Diploma 3 Forensic Architecture using a Pléiades satellite photograph of eastern Rafah, 11.39am, 1 August 2014


Christina Varvia, Merve Anil

From Brunelleschi’s anamorphic projections to present-day machine vision the architectural act has always relied on optical devices to inform its perception and production of space. Today, the speed with which new technological prostheses transform our sensorium – our ability to see, hear, perceive – challenges the boundaries of architecture. This unit proposes a deep interrogation of the technologies that capture, process and transform space into media.

Nowhere is this more relevant than in the fields of conflict. Territories are no longer only physical realities guarded by fences but also fields of view, frequency spectrums, circuits of electricity. Whether smartphones, body cameras, CCTV, drones, satellites, radar, sonar, or laser, these systems have a political afterlife. When such media enter into the legal process as evidence, their technological thresholds are in fact the locale of political struggle – they are fought over, often with the same rigour as nations defend their physical borders. If architects are to regain their agency within the media-saturated present, they ought also to become critical technologists, experts, artists and activists.

Drawing from the work of Forensic Architecture, the unit will develop investigative frameworks to examine the ruptures of civic life, the moments when otherwise dormant political forces erupt in violent expression. We will analyse the choreography of violence and forensically unpack breaking news about police brutality, urban warfare and government corruption.

Working in four dimensions and shifting scales from the granularity of the moment to the latency of centuries, we will design optical devices, media hacks, radio glitches and spatial interventions that will mobilise and activate political movements.

Building on a series of open research seminars and workshops with theorists, scientists, activists and artists, the projects will operate in a variety of forums, from human rights courts to parliaments, press conferences and exhibitions. These forums will be considered as sites for intervention, as well as presentation and performance, making the research operative, enacted and alive.


Christina Varvia is an architect, researcher and the Deputy Director of Forensic Architecture at Goldsmiths College. Her research concentrates on architectural evidentiary techniques, digital media and memory. She has worked with multiple NGOs and published and exhibited internationally. She recently joined the Technology Advisory Board at the International Criminal Court in the Hague.

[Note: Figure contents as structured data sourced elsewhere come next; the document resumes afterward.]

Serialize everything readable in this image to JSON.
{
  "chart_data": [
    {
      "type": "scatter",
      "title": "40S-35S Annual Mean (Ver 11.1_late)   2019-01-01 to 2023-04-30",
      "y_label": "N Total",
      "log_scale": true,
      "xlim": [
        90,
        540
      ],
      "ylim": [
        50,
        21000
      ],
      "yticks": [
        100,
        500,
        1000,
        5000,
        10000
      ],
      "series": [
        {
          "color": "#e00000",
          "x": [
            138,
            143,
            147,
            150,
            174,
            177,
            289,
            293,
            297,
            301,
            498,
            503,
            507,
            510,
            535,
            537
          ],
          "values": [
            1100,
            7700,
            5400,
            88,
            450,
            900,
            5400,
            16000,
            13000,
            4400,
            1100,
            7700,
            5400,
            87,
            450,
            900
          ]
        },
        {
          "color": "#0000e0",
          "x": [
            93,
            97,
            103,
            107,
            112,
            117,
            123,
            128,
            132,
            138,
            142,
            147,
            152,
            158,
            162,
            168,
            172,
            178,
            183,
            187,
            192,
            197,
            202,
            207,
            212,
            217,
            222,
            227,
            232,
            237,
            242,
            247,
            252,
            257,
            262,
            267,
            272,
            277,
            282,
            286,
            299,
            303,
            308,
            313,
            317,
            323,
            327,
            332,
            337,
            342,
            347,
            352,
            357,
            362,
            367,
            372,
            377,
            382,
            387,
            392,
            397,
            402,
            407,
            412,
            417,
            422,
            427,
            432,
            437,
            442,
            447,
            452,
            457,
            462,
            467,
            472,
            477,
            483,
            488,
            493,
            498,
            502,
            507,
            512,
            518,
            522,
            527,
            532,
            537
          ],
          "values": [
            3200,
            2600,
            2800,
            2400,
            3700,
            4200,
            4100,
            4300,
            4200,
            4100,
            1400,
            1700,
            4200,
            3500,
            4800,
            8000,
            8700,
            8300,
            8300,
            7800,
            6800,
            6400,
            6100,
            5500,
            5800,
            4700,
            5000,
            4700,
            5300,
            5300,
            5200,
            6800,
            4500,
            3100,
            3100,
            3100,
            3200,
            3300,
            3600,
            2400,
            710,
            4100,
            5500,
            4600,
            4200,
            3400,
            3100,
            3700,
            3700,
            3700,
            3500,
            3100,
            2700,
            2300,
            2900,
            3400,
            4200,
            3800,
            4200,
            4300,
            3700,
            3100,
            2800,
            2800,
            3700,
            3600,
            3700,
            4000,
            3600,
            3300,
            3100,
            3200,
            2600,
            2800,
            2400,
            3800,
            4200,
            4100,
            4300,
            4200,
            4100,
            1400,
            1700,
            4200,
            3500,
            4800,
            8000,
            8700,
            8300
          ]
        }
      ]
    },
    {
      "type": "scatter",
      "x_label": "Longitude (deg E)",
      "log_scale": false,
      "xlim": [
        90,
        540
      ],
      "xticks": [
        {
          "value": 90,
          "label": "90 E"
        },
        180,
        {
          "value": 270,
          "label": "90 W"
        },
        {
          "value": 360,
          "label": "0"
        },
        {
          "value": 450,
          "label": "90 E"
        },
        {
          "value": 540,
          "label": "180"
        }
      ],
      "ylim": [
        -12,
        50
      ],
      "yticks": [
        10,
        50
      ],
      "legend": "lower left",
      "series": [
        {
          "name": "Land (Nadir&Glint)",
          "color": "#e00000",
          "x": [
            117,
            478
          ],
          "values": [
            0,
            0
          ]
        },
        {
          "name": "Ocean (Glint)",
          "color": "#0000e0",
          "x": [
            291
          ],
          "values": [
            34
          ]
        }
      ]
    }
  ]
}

Merve Anil is a qualified architect and has worked at numerous practices based in London, Rotterdam and Istanbul across a range of scales and methodologies, including as a researcher whilst at OMA. Merve graduated from the AA in 2014 and currently works for London-based practice AHMM.

Unit Collaborator

Eyal Weizman is an architect, Professor of Spatial and Visual Cultures, and Director of Forensic Architecture. He is a founding member of the architectural collective DAAR in Beit Sahour/Palestine and a member of board of directors of the Centre for Investigative Journalism. His books include Forensic Architecture: Violence at the Threshold of Detectability, FORENSIS, Mengele’s Skull (with Thomas Keenan), The Least of All Possible Evils, and Hollow Land.